2024-04-19 07:19:36.645 | envoy-public-ea09f8eb-5fc985cc87-kp2l7 spec.containers{envoy} Started Started container envoy
2024-04-19 07:19:36.539 | envoy-public-ea09f8eb-5fc985cc87-kp2l7 spec.containers{envoy} Created Created container envoy
2024-04-19 07:19:36.485 | envoy-public-ea09f8eb-5fc985cc87-kp2l7 spec.containers{envoy} Pulled Successfully pulled image "envoyproxy/envoy:distroless-v1.29.3" in 114ms (3.691s including waiting)
2024-04-19 07:19:32.792 | envoy-public-ea09f8eb-5fc985cc87-kp2l7 spec.containers{envoy} Pulling Pulling image "envoyproxy/envoy:distroless-v1.29.3"

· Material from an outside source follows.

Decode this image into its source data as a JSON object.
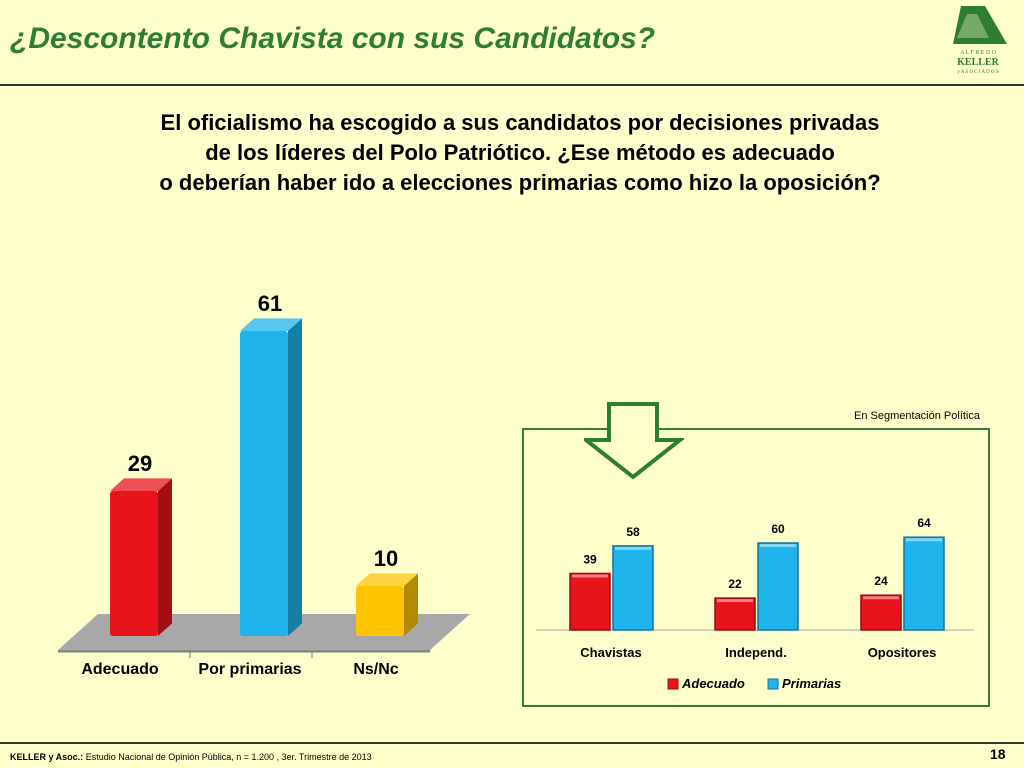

2024-04-19 07:19:24.004 | envoy-public-ea09f8eb-5fc985cc87-kp2l7 TaintManagerEviction Cancelling deletion of Pod envoy-gateway-system/envoy-public-ea09f8eb-5fc985cc87-kp2l7
This issue has been automatically marked as stale because it has not had activity in the last 30 days.